Though likely the most common clinical diagnosis in reproductive medicine, the Polycystic Ovary Syndrome (PCOS) is still only poorly understood. Based on previously published research, and here newly presented supportive evidence, we propose to replace the four current phenotypes of PCOS with only two entities-a hyperandrogenic phenotype (H-PCOS) including current phenotypes A, B, and C, and a hyper-/hypoandrogenic phenotype (HH-PCOS), representing the current phenotype D under the Rotterdam criteria.
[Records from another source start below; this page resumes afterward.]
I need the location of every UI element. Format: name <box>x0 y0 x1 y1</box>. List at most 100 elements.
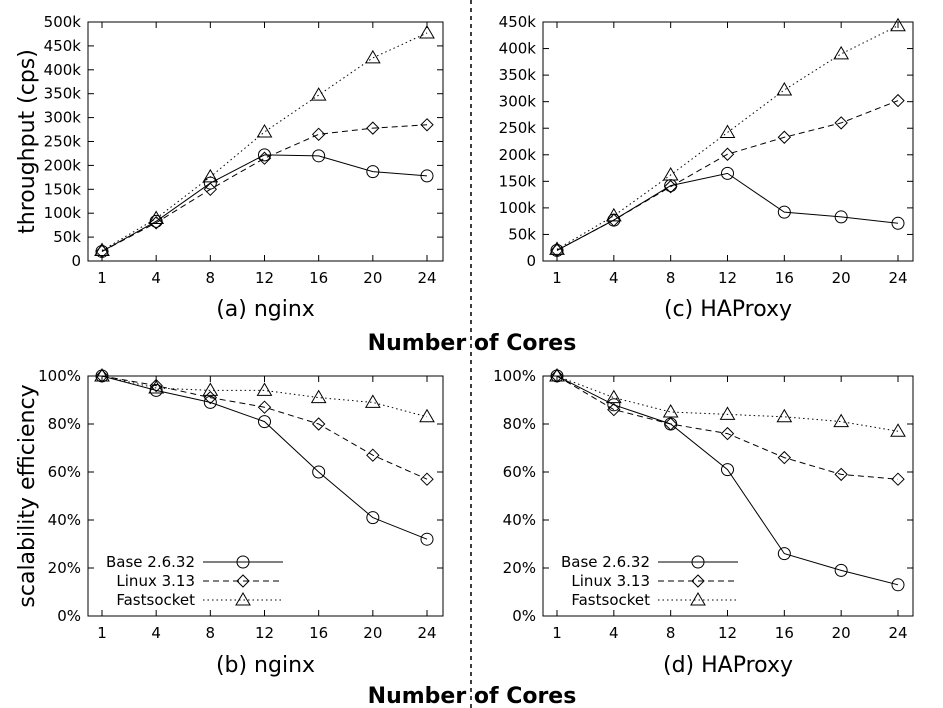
data-point <box>719 124 736 138</box>
data-point <box>420 169 434 183</box>
y-tick-label: 50k <box>53 228 81 246</box>
data-point <box>310 87 327 101</box>
data-point <box>420 118 434 132</box>
y-tick-label: 40% <box>503 511 536 529</box>
data-point <box>549 368 565 382</box>
shared-xlabel-top: Number of Cores <box>368 331 577 356</box>
chart-a: 0 50k 100k 150k 200k 250k 300k 350k 400k 450k 500k… <box>15 13 444 322</box>
y-tick-label: 80% <box>503 415 536 433</box>
y-tick-label: 20% <box>48 559 81 577</box>
data-point <box>312 149 326 163</box>
legend-marker <box>691 555 705 569</box>
y-tick-label: 0 <box>71 252 81 270</box>
series-triangle <box>94 25 435 256</box>
legend-label: Linux 3.13 <box>571 572 650 590</box>
y-tick-label: 400k <box>499 40 537 58</box>
y-tick-label: 0 <box>526 252 536 270</box>
data-point <box>833 413 850 428</box>
series-line <box>556 375 899 480</box>
data-point <box>777 547 791 561</box>
data-point <box>891 216 905 230</box>
x-tick-label: 8 <box>666 269 676 287</box>
data-point <box>549 241 565 255</box>
data-point <box>721 166 734 180</box>
x-tick-label: 20 <box>363 624 382 642</box>
data-point <box>834 563 848 577</box>
series-line <box>556 375 899 432</box>
legend-label: Base 2.6.32 <box>561 553 650 571</box>
data-point <box>607 402 621 417</box>
data-point <box>777 205 791 219</box>
data-point <box>834 210 848 224</box>
data-point <box>149 216 163 230</box>
data-point <box>258 148 271 162</box>
data-point <box>891 578 905 592</box>
x-tick-label: 12 <box>255 624 274 642</box>
data-point <box>721 463 734 477</box>
data-point <box>607 398 621 412</box>
x-tick-label: 1 <box>552 624 562 642</box>
x-tick-label: 20 <box>363 269 382 287</box>
y-tick-label: 60% <box>503 463 536 481</box>
plot-frame <box>87 375 444 617</box>
data-point <box>364 394 381 408</box>
data-point <box>419 25 435 39</box>
data-point <box>776 408 793 423</box>
data-point <box>311 417 326 431</box>
legend-label: Base 2.6.32 <box>106 553 195 571</box>
y-axis-label: throughput (cps) <box>15 49 40 234</box>
chart-title: (c) HAProxy <box>664 297 792 322</box>
data-point <box>607 213 621 227</box>
series-circle <box>550 166 905 257</box>
x-tick-label: 4 <box>151 624 161 642</box>
data-point <box>148 380 165 394</box>
plot-frame <box>542 21 914 262</box>
x-tick-label: 20 <box>832 624 851 642</box>
data-point <box>663 417 678 431</box>
data-point <box>310 389 327 404</box>
data-point <box>550 369 564 383</box>
y-tick-label: 250k <box>499 119 537 137</box>
data-point <box>311 127 326 142</box>
x-tick-label: 16 <box>775 624 794 642</box>
y-tick-label: 100% <box>493 367 536 385</box>
data-point <box>719 406 736 420</box>
data-point <box>366 121 380 135</box>
data-point <box>364 49 381 64</box>
data-point <box>605 207 622 222</box>
data-point <box>833 45 850 60</box>
series-line <box>101 124 428 252</box>
series-diamond <box>550 369 905 486</box>
series-line <box>101 375 428 418</box>
plot-frame <box>87 21 444 262</box>
chart-title: (a) nginx <box>216 297 315 322</box>
x-tick-label: 8 <box>206 624 216 642</box>
data-point <box>777 450 792 465</box>
series-triangle <box>94 368 435 423</box>
y-tick-label: 50k <box>508 225 536 243</box>
y-tick-label: 350k <box>499 66 537 84</box>
series-line <box>556 172 899 251</box>
data-point <box>203 395 217 409</box>
data-point <box>257 400 272 414</box>
data-point <box>891 93 905 108</box>
series-triangle <box>549 17 906 255</box>
data-point <box>890 17 906 32</box>
x-tick-label: 24 <box>417 269 436 287</box>
legend-marker <box>236 555 250 569</box>
data-point <box>202 168 219 183</box>
data-point <box>663 179 678 194</box>
y-tick-label: 150k <box>499 172 537 190</box>
data-point <box>420 472 434 486</box>
y-tick-label: 350k <box>44 85 82 103</box>
data-point <box>256 123 273 138</box>
data-point <box>149 378 163 393</box>
data-point <box>720 147 735 161</box>
series-circle <box>95 369 434 546</box>
legend-marker <box>236 574 250 588</box>
y-tick-label: 100k <box>44 204 82 222</box>
shared-xlabel-bottom: Number of Cores <box>368 684 577 708</box>
data-point <box>776 81 793 96</box>
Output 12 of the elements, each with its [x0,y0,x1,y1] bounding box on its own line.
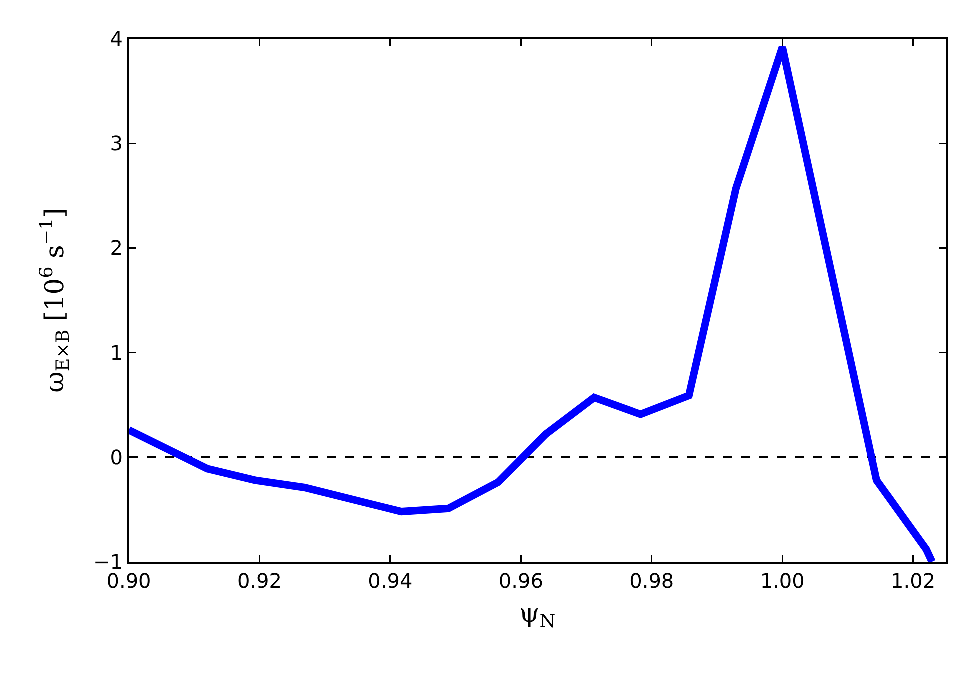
y-tick-label: 4 [110,27,123,51]
x-tick-label: 0.98 [630,569,674,593]
y-tick-label: 2 [110,236,123,260]
x-axis-title: ψ$_{N}$ [519,599,556,633]
x-tick-label: 0.96 [498,569,544,593]
x-tick-label: 1.00 [760,569,805,593]
y-tick-label: 0 [110,445,123,470]
y-tick-label: 1 [110,340,123,365]
x-tick-label: 0.92 [237,569,282,593]
y-tick-label: 3 [110,132,123,156]
x-tick-label: 1.02 [891,569,936,593]
x-tick-label: 0.94 [368,569,413,593]
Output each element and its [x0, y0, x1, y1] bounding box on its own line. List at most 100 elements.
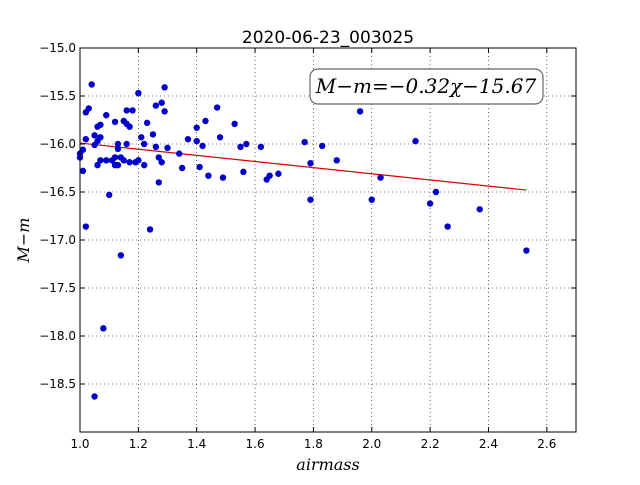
- data-point: [152, 143, 160, 151]
- data-point: [146, 226, 154, 233]
- data-point: [85, 105, 92, 112]
- x-tick-labels: 1.0 1.2 1.4 1.6 1.8 2.0 2.2 2.4 2.6: [70, 437, 556, 451]
- data-point: [91, 393, 98, 400]
- y-tick-label: −16.5: [39, 185, 76, 199]
- data-point: [129, 107, 136, 114]
- data-point: [94, 161, 101, 169]
- data-point: [161, 108, 168, 115]
- y-tick-label: −17.0: [39, 233, 76, 247]
- x-tick-label: 2.6: [537, 437, 556, 451]
- data-point: [97, 121, 104, 128]
- data-point: [135, 89, 142, 97]
- data-point: [257, 143, 265, 151]
- data-point: [164, 144, 171, 152]
- data-point: [88, 81, 95, 88]
- data-point: [243, 140, 250, 148]
- data-point: [318, 142, 326, 150]
- data-point: [97, 157, 104, 164]
- data-point: [307, 196, 314, 203]
- data-point: [523, 247, 530, 254]
- data-point: [356, 108, 364, 115]
- data-point: [114, 145, 122, 152]
- data-point: [123, 107, 130, 114]
- x-tick-label: 1.2: [129, 437, 148, 451]
- data-point: [193, 137, 200, 145]
- data-point: [100, 325, 107, 332]
- data-point: [193, 124, 200, 131]
- data-point: [111, 154, 119, 161]
- y-tick-label: −15.5: [39, 89, 76, 103]
- data-point: [143, 119, 151, 127]
- data-point: [79, 146, 87, 153]
- data-point: [231, 120, 238, 128]
- data-point: [152, 102, 160, 109]
- data-point: [176, 150, 183, 157]
- data-point: [79, 167, 87, 175]
- x-tick-label: 1.0: [70, 437, 89, 451]
- fit-equation: M−m=−0.32χ−15.67: [315, 74, 537, 98]
- data-point: [199, 142, 206, 150]
- data-point: [149, 131, 157, 138]
- data-point: [111, 118, 119, 126]
- data-point: [158, 159, 165, 166]
- x-tick-label: 2.4: [479, 437, 498, 451]
- y-tick-labels: −15.0 −15.5 −16.0 −16.5 −17.0 −17.5 −18.0 −18.5: [39, 41, 76, 391]
- y-tick-label: −15.0: [39, 41, 76, 55]
- data-point: [307, 160, 314, 167]
- x-tick-label: 1.4: [187, 437, 206, 451]
- data-point: [205, 172, 212, 179]
- y-axis-label: M−m: [14, 218, 33, 264]
- data-point: [140, 140, 148, 148]
- data-point: [426, 200, 434, 207]
- y-tick-label: −16.0: [39, 137, 76, 151]
- x-tick-label: 2.0: [362, 437, 381, 451]
- data-point: [82, 223, 90, 230]
- data-point: [126, 123, 133, 130]
- data-point: [82, 136, 90, 143]
- data-point: [155, 179, 162, 186]
- data-point: [126, 159, 133, 166]
- data-point: [301, 138, 308, 146]
- data-point: [213, 104, 221, 111]
- data-point: [103, 112, 110, 119]
- data-point: [216, 134, 224, 141]
- data-point: [476, 206, 483, 213]
- data-point: [368, 196, 375, 203]
- y-tick-label: −17.5: [39, 281, 76, 295]
- fit-line-group: [79, 142, 527, 191]
- data-point: [161, 84, 168, 91]
- data-points: [76, 81, 530, 400]
- data-point: [266, 172, 273, 179]
- chart-title: 2020-06-23_003025: [242, 28, 414, 48]
- data-point: [120, 157, 127, 164]
- data-point: [275, 170, 282, 177]
- data-point: [444, 223, 451, 230]
- fit-equation-box: M−m=−0.32χ−15.67: [309, 68, 544, 105]
- data-point: [240, 168, 247, 176]
- data-point: [97, 134, 104, 141]
- data-point: [158, 99, 165, 106]
- data-point: [219, 174, 227, 181]
- x-axis-label: airmass: [296, 455, 359, 474]
- data-point: [178, 164, 186, 172]
- x-tick-label: 2.2: [421, 437, 440, 451]
- data-point: [377, 174, 384, 181]
- data-point: [184, 136, 192, 143]
- fit-equation-frame: [309, 68, 544, 105]
- data-point: [123, 140, 130, 148]
- data-point: [140, 161, 148, 169]
- data-point: [114, 161, 122, 169]
- data-point: [138, 134, 145, 141]
- data-point: [196, 163, 203, 171]
- data-point: [237, 143, 244, 151]
- data-point: [202, 117, 209, 125]
- data-point: [105, 191, 113, 199]
- x-tick-label: 1.8: [304, 437, 323, 451]
- data-point: [333, 157, 340, 164]
- data-point: [103, 157, 110, 164]
- data-point: [155, 154, 162, 161]
- data-point: [114, 140, 122, 148]
- y-tick-label: −18.5: [39, 377, 76, 391]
Reclassifying PCOS in this way likely establishes two distinct genomic entities, H-PCOS, primarily characterized by metabolic abnormalities (i.e., metabolic syndrome) and a hyperandrogenic with advancing age becoming a hypoandrogenic phenotype (HH-PCOS), in approximately 85% characterized by a hyperactive immune system mostly due to autoimmunity and inflammation. We furthermore suggest that because of hypoandrogenism usually developing after age 35, HH-PCOS at that age becomes relatively treatment resistant to in vitro fertilization (IVF) and offer in a case-controlled study evidence that androgen supplementation overcomes this resistance. In view of highly distinct clinical presentations of H-PCOS and HH-PCOS, polygenic risk scores should be able to differentiate between these 2 PCOS phenotypes. At least one clustering analysis in the literature is supportive of this concept.

摘要

尽管多囊卵巢综合征(PCOS)可能是生殖医学中最常见的临床诊断,但目前对其了解仍十分有限。基于先前发表的研究以及本文新提供的支持性证据,我们建议将PCOS目前的四种表型替换为仅两种类型——一种高雄激素表型(H-PCOS),包括目前的A、B和C表型;以及一种高雄激素/低雄激素表型(HH-PCOS),代表鹿特丹标准下的目前D表型。以这种方式对PCOS进行重新分类可能会确立两个不同的基因组实体,H-PCOS主要以代谢异常(即代谢综合征)为特征,且随着年龄增长,高雄激素表型会转变为低雄激素表型(HH-PCOS),约85%的HH-PCOS以免疫系统过度活跃为特征,主要是由于自身免疫和炎症。我们还建议,由于低雄激素血症通常在35岁以后出现,此时HH-PCOS对体外受精(IVF)相对耐药,并且我们在一项病例对照研究中提供了证据,表明补充雄激素可克服这种耐药性。鉴于H-PCOS和HH-PCOS的临床表现截然不同,多基因风险评分应能够区分这两种PCOS表型。文献中至少有一项聚类分析支持这一概念。